Autor(es): Por Stella Fontes | De São Paulo
Valor Econômico - 21/03/2013

A elevação das alíquotas de importação para o papel cuchê, um dos mais utilizados pela indústria gráfica, em meados do ano passado, não se refletiu em menor oferta de importados no mercado brasileiro, não contribuiu para a recuperação dos preços domésticos nem surtiu efeito no combate ao desvio de papel imune - material isento de impostos que somente pode ser destinado à impressão de livros e periódicos.

Em linhas gerais, a boa intenção, segundo representantes de diferentes segmentos da indústria papeleira, foi derrotada pela fraude. Uma vez que o papel cuchê, que lidera as importações no segmento de imprimir e escrever, entra no país majoritariamente com isenção fiscal, de nada importa se o imposto de está fixado em 10%, 14% ou 25% - alíquota atualmente em vigor. E é justamente esse tipo de papel, segundo a indústria, que responde pelo grosso das operações de desvio de finalidade (uso do papel imune para fins não previstos em lei, como impressões comerciais).
Os números da indústria, que estima em mais de 700 mil toneladas por ano o volume de produto isento de impostos que é movimentado ilegalmente, falam por si só. De acordo com dados da Associação Brasileira de Celulose e Papel (Bracelpa), com base em números da Secretaria de Comércio Exterior (Secex), de janeiro a dezembro, foram importadas pouco mais de 660 mil toneladas de papéis de imprimir e escrever.
Desse volume, quase 364 mil toneladas foram de cuchê, o que equivale a crescimento de 7,8% ante 2011, apesar do aumento a 25% do imposto de importação para alguns tipos de papéis, entre os quais quatro cuchês. Mais de 90% dessas 364 mil toneladas receberam o benefício de isenção fiscal.
Em editorial recente, a Associação Nacional dos Distribuidores de Papel (Andipa) tratou do aumento do imposto de importação como um "grande equívoco" e alertou para o fato de que a alíquota mais alta "garante apenas mais vantagens aos fraudadores que desviam papel imune".
Isso ocorre porque, com a nova alíquota, a diferença de preço entre o papel comercial (que, portanto, recolhe impostos) e o papel imune que é desviado de finalidade chega a cerca de 55%. "Desta forma, ficou ainda mais convidativo para quem opera com o ilícito, comprando papel imune e "tranformando-o" em papel comercial", destaca a Andipa.
Entre as consequências, além de evasão fiscal, destaca-se a compressão das margens das empresas que atuam no mercado nacional de papel cuchê. Desde a segunda metade do ano passado, quando a indústria papeleira iniciou um movimento de recuperação de preços, não houve anúncio de reajuste para esse tipo de produto.
Recentemente, importadores informaram aumento de US$ 20 a US$ 30 para o cuchê e o cartão.

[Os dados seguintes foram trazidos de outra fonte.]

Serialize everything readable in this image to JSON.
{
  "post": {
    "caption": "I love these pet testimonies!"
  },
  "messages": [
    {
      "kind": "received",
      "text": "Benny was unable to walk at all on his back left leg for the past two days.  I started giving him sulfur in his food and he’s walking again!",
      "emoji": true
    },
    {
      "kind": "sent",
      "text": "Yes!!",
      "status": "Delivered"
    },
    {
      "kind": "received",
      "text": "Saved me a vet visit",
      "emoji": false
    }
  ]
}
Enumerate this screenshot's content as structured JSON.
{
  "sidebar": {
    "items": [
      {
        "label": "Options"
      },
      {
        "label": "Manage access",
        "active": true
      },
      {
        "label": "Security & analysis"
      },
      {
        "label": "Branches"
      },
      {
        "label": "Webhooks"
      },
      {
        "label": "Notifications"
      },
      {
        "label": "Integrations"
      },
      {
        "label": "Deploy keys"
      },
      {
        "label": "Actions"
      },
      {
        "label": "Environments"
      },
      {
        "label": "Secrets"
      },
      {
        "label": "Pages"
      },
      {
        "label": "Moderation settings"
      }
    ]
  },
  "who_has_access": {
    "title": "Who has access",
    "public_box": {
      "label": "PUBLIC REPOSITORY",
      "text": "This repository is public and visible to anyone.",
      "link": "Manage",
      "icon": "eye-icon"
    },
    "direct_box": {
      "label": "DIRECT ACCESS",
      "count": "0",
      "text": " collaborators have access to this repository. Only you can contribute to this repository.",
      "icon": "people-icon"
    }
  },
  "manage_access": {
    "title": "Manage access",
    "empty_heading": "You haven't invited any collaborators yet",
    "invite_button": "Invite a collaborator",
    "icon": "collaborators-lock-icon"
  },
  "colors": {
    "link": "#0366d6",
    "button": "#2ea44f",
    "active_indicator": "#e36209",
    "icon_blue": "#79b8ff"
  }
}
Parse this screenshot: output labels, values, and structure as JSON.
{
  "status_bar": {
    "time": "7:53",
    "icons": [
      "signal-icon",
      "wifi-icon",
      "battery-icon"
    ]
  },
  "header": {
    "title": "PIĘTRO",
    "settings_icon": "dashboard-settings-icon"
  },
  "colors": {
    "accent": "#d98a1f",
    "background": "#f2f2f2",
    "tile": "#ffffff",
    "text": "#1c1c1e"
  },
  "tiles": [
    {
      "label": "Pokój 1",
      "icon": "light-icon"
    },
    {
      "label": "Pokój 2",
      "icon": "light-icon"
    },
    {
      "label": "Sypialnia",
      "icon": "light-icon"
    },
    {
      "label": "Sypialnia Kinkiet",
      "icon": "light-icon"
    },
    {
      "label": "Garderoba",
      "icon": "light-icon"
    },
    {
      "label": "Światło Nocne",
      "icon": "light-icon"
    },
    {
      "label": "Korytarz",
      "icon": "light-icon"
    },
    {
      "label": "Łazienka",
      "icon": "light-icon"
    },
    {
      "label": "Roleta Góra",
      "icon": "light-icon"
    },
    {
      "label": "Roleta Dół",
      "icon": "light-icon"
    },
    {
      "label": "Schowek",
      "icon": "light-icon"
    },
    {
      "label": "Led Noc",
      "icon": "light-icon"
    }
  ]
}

A indústria nacional, por sua vez, garante que não há possibilidade de qualquer reajuste em cuchê, diante da crescente oferta de produto - não bastasse o desvio de papel imune, há excedente de produção internacional que tem sido cada vez mais direcionado ao Brasil.
Em coro, representantes da indústria defendem que o maior rigor na fiscalização das operações com papel imune - e há quem defenda veementemente a redução da alíquota da importação - é a ferramenta mais eficiente para corrigir distorções e ilegalidades. Neste momento, contudo, não há maior rigor ou controle, já que o Sistema de Reconhecimento e Controle das Operações com o Papel Imune (Recopi) teve seus efeitos suspensos por meio decisão judicial até que se julgue o mérito de um mandado de segurança da Câmara Brasileira do Livro (CBL) - cuja alegação é a de que o convênio que criou o sistema estabelece obrigações que não estão previstas na Constituição.